The product of two complex numbers $z_1=(a,b)$ and $z_2(x,y)$ in rectangular form is $z_1z_2=(ax-by,ay+bx)$ . It can be quickly shown that in polar coordinates, this is precisely $z_1z_2 = (r_1r_2,\theta_1 + \theta_2)$ . That is, multiplying two complex numbers 1) multiplies their magnitudes and 2) adds their phases. See the CAS code below, where $\texttt{zwcheck}$ is the product performed in this way, and $\texttt{zwpolar}$ is the product performed via standard complex product. They are equal by simple expansion:

function cprod(z,w) 	     	     # Complex product
	[(z[1]*w[1]-z[2]*w[2]) (z[1]*w[2]+z[2]*w[1])]
end
function polar(z) 	     	     	 # polar form from rectangular form
	[sqrt(z[1]^2 + z[2]^2) atan(z[2],z[1])]
end

@variables  z_r z_i w_r w_i
zwpolar = latexify(polar(cprod([z_r z_i],[w_r w_i])))
pz = polar([z_r z_i])
pw = polar([w_r w_i])
zwcheck = latexify([pz[1]*pw[1] pz[2]+pw[2]])

Failed to precompile Symbolics [0c5d862f-8b57-4792-8d23-62f2024744c7] to /home/runner/.julia/compiled/v1.7/Symbolics/jl_HcSfpn.

Now let's consider a new set, $\mathbb{C}_1 = \{z\in\mathbb{C} \text{ s.t. } ||z||=1\}$ – the set of unit-magnitude complex numbers. This is the complex unit circle group – it is not a field, because if you add two numbers in the set you get a number outside the set. Multiplication of any complex number by a vector $z_1\in\mathbb{C}_1$ corresponds to a rotation by the argument of $z_1$ . Consider also a mapping $\phi:\mathbb{R}^2 \rightarrow \mathbb{C}$ defined by

\phi((x,y)) = x + yi, \; (x,y)\in \mathbb{R}^2.

This mapping $\phi$ is injective and surjective, so it has an inverse $\phi^{-1}:\mathbb{C}\rightarrow\mathbb{R}^2$ which maps back the complex pairs to their corresponding real vectors. The mapping is also magnitude- and phase-preserving, as magnitude and phase are identically defined for real vectors and complex numbers in rectangular form.

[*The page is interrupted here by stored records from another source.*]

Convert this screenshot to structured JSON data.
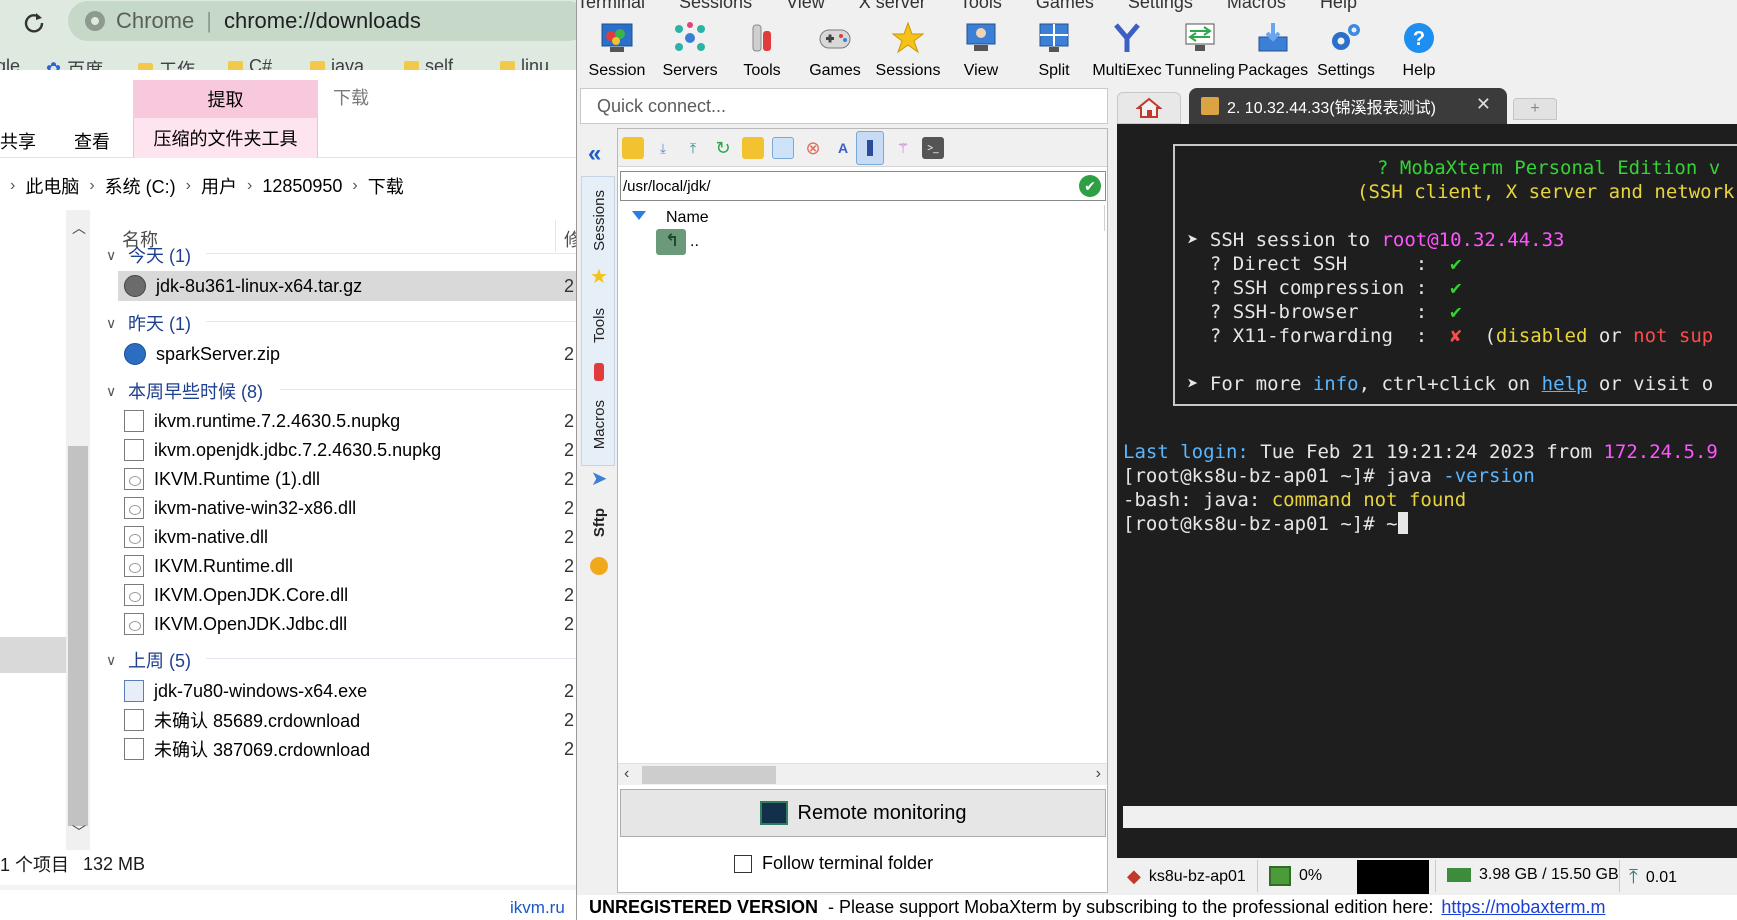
{
  "chrome": {
    "address_brand": "Chrome",
    "address_url": "chrome://downloads",
    "bookmarks": [
      "gle",
      "百度",
      "工作",
      "C#",
      "java",
      "self",
      "linu"
    ]
  },
  "explorer": {
    "ribbon_extract": "提取",
    "ribbon_download": "下载",
    "ribbon_share": "共享",
    "ribbon_view": "查看",
    "ribbon_zip_tools": "压缩的文件夹工具",
    "breadcrumb": [
      "此电脑",
      "系统 (C:)",
      "用户",
      "12850950",
      "下载"
    ],
    "col_name": "名称",
    "col_modified": "修",
    "groups": [
      {
        "label": "今天 (1)",
        "files": [
          {
            "name": "jdk-8u361-linux-x64.tar.gz",
            "type": "gz",
            "selected": true
          }
        ]
      },
      {
        "label": "昨天 (1)",
        "files": [
          {
            "name": "sparkServer.zip",
            "type": "zip"
          }
        ]
      },
      {
        "label": "本周早些时候 (8)",
        "files": [
          {
            "name": "ikvm.runtime.7.2.4630.5.nupkg",
            "type": "doc"
          },
          {
            "name": "ikvm.openjdk.jdbc.7.2.4630.5.nupkg",
            "type": "doc"
          },
          {
            "name": "IKVM.Runtime (1).dll",
            "type": "dll"
          },
          {
            "name": "ikvm-native-win32-x86.dll",
            "type": "dll"
          },
          {
            "name": "ikvm-native.dll",
            "type": "dll"
          },
          {
            "name": "IKVM.Runtime.dll",
            "type": "dll"
          },
          {
            "name": "IKVM.OpenJDK.Core.dll",
            "type": "dll"
          },
          {
            "name": "IKVM.OpenJDK.Jdbc.dll",
            "type": "dll"
          }
        ]
      },
      {
        "label": "上周 (5)",
        "files": [
          {
            "name": "jdk-7u80-windows-x64.exe",
            "type": "exe"
          },
          {
            "name": "未确认 85689.crdownload",
            "type": "doc"
          },
          {
            "name": "未确认 387069.crdownload",
            "type": "doc"
          }
        ]
      }
    ],
    "date_peek": "2",
    "status_count": "1 个项目",
    "status_size": "132 MB",
    "behind_text": "ikvm.ru"
  },
  "moba": {
    "menu": [
      "Terminal",
      "Sessions",
      "View",
      "X server",
      "Tools",
      "Games",
      "Settings",
      "Macros",
      "Help"
    ],
    "toolbar": [
      "Session",
      "Servers",
      "Tools",
      "Games",
      "Sessions",
      "View",
      "Split",
      "MultiExec",
      "Tunneling",
      "Packages",
      "Settings",
      "Help"
    ],
    "quick_connect_placeholder": "Quick connect...",
    "side_tabs": [
      "Sessions",
      "Tools",
      "Macros",
      "Sftp"
    ],
    "sftp_path": "/usr/local/jdk/",
    "sftp_col_name": "Name",
    "sftp_up": "..",
    "remote_monitoring": "Remote monitoring",
    "follow_terminal": "Follow terminal folder",
    "session_tab_label": "2.  10.32.44.33(锦溪报表测试)",
    "status": {
      "host": "ks8u-bz-ap01",
      "cpu": "0%",
      "memory": "3.98 GB / 15.50 GB",
      "upload": "0.01"
    },
    "unregistered_label": "UNREGISTERED VERSION",
    "unregistered_msg": "-  Please support MobaXterm by subscribing to the professional edition here:",
    "unregistered_link": "https://mobaxterm.m"
  },
  "terminal": {
    "banner_title": "? MobaXterm Personal Edition v",
    "banner_sub": "(SSH client, X server and network",
    "ssh_prefix": "➤ SSH session to ",
    "ssh_target": "root@10.32.44.33",
    "checks": [
      {
        "label": "  ? Direct SSH      :  ",
        "mark": "✔"
      },
      {
        "label": "  ? SSH compression :  ",
        "mark": "✔"
      },
      {
        "label": "  ? SSH-browser     :  ",
        "mark": "✔"
      }
    ],
    "x11_label": "  ? X11-forwarding  :  ",
    "x11_mark": "✘",
    "x11_paren": "  (",
    "x11_disabled": "disabled",
    "x11_or": " or ",
    "x11_notsup": "not sup",
    "more_prefix": "➤ For more ",
    "more_info": "info",
    "more_mid": ", ctrl+click on ",
    "more_help": "help",
    "more_end": " or visit o",
    "last_login_label": "Last login:",
    "last_login_value": " Tue Feb 21 19:21:24 2023 from ",
    "last_login_ip": "172.24.5.9",
    "prompt1": "[root@ks8u-bz-ap01 ~]# java ",
    "prompt1_arg": "-version",
    "bash_prefix": "-bash: java: ",
    "bash_err": "command not found",
    "prompt2": "[root@ks8u-bz-ap01 ~]# ~"
  },
  "colors": {
    "chrome_bg": "#dee9df",
    "ribbon_pink": "#f8c9dc",
    "terminal_bg": "#1e1e1e",
    "link_blue": "#1a3fd6"
  }
}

It is often desirable to rotate a 2-D vector, and this process is usually described by left-multiplication of the column vector by a unitary 2-D matrix, $U\in SO(2)$ , the special orthogonal group. However, this matrix has four elements, which is a bit clunky and inelegant. We can see now that this rotation can just as well be described via multiplication by a unit complex vector. Let $w$ be real vector $v$ rotated counter-clockwise by $\theta$ . Let $z_\theta\in\mathbb{C}_1$ be the unique unit complex number with argument $\theta$ . Then

w = \phi^{-1}(z_\theta\phi(v)).

This elegant formulation allows each 2-D rotation to be uniquely described by a single unit complex number, as opposed to a $2\times 2$ matrix – a two-parameter rotation, rather than a four-parameter rotation.

Enter Quaternions

Complex numbers are nice in 2-D registration problems as they allow us to rotate coordinate vectors in a compact and elegant manner, but unfortunately they do not work in our 3-D world. Our goal is instead to derive a set of numbers where multiplication corresponds to 3-D rotation under an invertible mapping, ideally more compact than the unitary matrices in $SO(3)$ .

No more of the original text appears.